Appeal from the Board of Tax Appeals.
Before MANTON, SWAN, and CHASE, Circuit Judges.
In his income tax for the year 1928, the petitioner deducted a loss due to the sale of stocks. The Commissioner disallowed this deduction and was sustained by the Board of Tax Appeals.
In 1923, the petitioner acquired 11,000 shares of preferred stock and 22,000 shares no par common stock of Moose Mountain, Limited, an Ontario corporation, owning iron ore lands in Ontario. This was an unlisted stock, closely held, and was worth par or above prior to 1928. In 1927 high-grade iron ore fields were discovered, and the low-grade ore fields of the Moose Mountain, Limited, lost their commercial utility and the shares dropped accordingly. In 1928, it was testified, these high-grade ore fields had a life of 25 or 50 years, and this company's ore lands were accordingly affected.
In 1925, at a cost of $110,000, the petitioner purchased 3,300 shares of stock of the Cumberland Coal Products Corporation, a Virginia corporation. This stock was unlisted and closely held. It was organized to operate a plant in a bituminous coal field. In 1926 an improved process for bituminous coal distillation was discovered, and the Cumberland Corporation's plan was sold for scrap in 1927.
The petitioner made efforts to sell his Moose Mountain stock at private sale in 1928, also the Cumberland stock, and could find no market. He thereupon sold it at public auction, through a well-known New York City auctioneer, after advertisement of its sale made in New York City newspapers.
The petitioner was a trustee of the Jennie C. H. Marston Trust, and instructed the trust's brokers to enter fixed bids of $1,000 for the Moose Mountain stock and $1,500 for the Cumberland stock on behalf of the trust. It was an inter vivos trust created by petitioner's deceased wife in 1923, under which he was one of the two life beneficiaries and his three children were the remaindermen. Counsel for the trustee advised that the petitioner had the legal right to sell and the trustee to purchase after obtaining consent of all the beneficiaries. His children at this time were 30, 31, and 44 years, respectively. The books and accounts of the trust were kept separate and distinct from the petitioner's personal affairs. The trust became the purchaser of the sale. These were the only sales of the respective stocks in 1928. The trust paid for its purchases by check drawn on the trust account to the broker's order to cover the purchase price plus broker's fees, and, after receipt of the stock, it was deposited in the trust safe deposit box. Deductions for selling commission and for the transfer stamp tax were made by the audtioneers, and the check for the balance delivered to the petitioner, namely, $654.75 for the Moose Mountain stock and $1,156.75 for the Cumberland stock. There was testimony that the petitioner had no intention of reacquiring these stocks at the time of sale. In July, 1929, the petitioner purchased the Moose Mountain stock at the same price the trust paid for it and delivered it to his partner to satisfy an obligation to him. He said that of course he would "reimburse the trust for any sum that Mr. Blair (his partner) might ultimately realize on the sale of the Moose Mountain stock." The Cumberland stock was never repurchased by the petitioner. It continued to be held by the trust until the time of the dissolution of that corporation in 1931, when the trust realized a profit of about $3,000.
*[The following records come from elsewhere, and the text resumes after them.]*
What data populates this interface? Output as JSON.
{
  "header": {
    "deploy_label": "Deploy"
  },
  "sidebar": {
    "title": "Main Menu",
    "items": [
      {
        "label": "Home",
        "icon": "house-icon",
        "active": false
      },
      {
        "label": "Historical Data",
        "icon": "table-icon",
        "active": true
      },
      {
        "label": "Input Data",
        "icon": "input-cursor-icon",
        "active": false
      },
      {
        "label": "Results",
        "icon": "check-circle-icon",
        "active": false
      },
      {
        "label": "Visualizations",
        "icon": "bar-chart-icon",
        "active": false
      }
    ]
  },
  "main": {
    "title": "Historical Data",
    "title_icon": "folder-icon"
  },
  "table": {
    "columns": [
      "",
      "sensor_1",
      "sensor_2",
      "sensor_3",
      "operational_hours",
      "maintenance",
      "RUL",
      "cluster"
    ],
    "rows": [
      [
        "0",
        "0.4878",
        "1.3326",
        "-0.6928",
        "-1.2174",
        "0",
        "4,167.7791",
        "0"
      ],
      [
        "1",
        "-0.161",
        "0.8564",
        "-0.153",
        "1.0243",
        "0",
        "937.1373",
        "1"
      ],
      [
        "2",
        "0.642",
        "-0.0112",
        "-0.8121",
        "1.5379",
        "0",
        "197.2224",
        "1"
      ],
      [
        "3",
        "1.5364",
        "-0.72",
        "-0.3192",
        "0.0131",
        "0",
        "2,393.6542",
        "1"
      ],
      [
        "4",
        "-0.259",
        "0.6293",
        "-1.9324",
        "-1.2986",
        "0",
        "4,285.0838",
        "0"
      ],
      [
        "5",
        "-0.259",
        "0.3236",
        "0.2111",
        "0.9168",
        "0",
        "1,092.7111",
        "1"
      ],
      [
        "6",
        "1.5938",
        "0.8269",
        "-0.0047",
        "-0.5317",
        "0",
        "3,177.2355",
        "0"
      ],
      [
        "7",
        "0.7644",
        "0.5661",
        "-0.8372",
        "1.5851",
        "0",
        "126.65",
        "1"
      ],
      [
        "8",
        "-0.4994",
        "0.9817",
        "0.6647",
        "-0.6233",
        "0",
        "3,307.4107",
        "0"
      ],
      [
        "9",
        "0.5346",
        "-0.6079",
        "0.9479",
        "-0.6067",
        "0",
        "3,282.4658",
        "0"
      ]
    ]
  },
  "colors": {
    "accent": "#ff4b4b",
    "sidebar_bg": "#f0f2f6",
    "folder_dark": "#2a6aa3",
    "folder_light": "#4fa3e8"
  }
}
These facts we think justify the petitioner's claim of a legal sale and the right to deduct the loss sustained in his income tax for 1928. Jones v. Helvering, 63 App. D.C. 204, 71 F.2d 214; Helvering v. Gregory (C.C.A.) 69 F.2d 809. The Revenue Act of 1928, § 23 (USCA tit. 26, c. 24, § 2023), allows, in computation of net income, deductions from gross income for loss sustained during the taxable year and not compensated for by insurance or otherwise. There was an actual loss sustained; there is no evidence to contradict this contention of the petitioner. The Board seems to have inferred, for an insufficient reason, that it was not an actual sale or loss. Sufficient reason is advanced for the depreciation in value of the stock, which the petitioner publicly sold after advertisement through an auctioneer, and the trust became the purchaser.It may not be said that this petitioner is in fact the trust. If the trust on resale made a profit on its purchase, it would have to account therefor in its return. Nor is there any evidence to justify the argument that there was some agreement to repurchase. It was a bona fide sale, and the relation of the petitioner to the trust does not affect the legality of the same. The trust was a separate taxable entity and could bid and purchase at the auction as might any other stranger. Busch v. Commissioner (C.C.A.) 50 F.2d 800, 802; Calloway v. Commissioner, 18 B.T.A. 1059; Foster v. Commissioner, 22 B.T.A. 717; Terry v. United States, 10 F. Supp. 183; District of Connecticut, October 31, 1934; Hartford-Connecticut Trust Co. v. United States, 10 F. Supp. 179, District of Connecticut, October 31, 1934 (Hincks, J.).
The decision of the Board of Tax Appeals is reversed.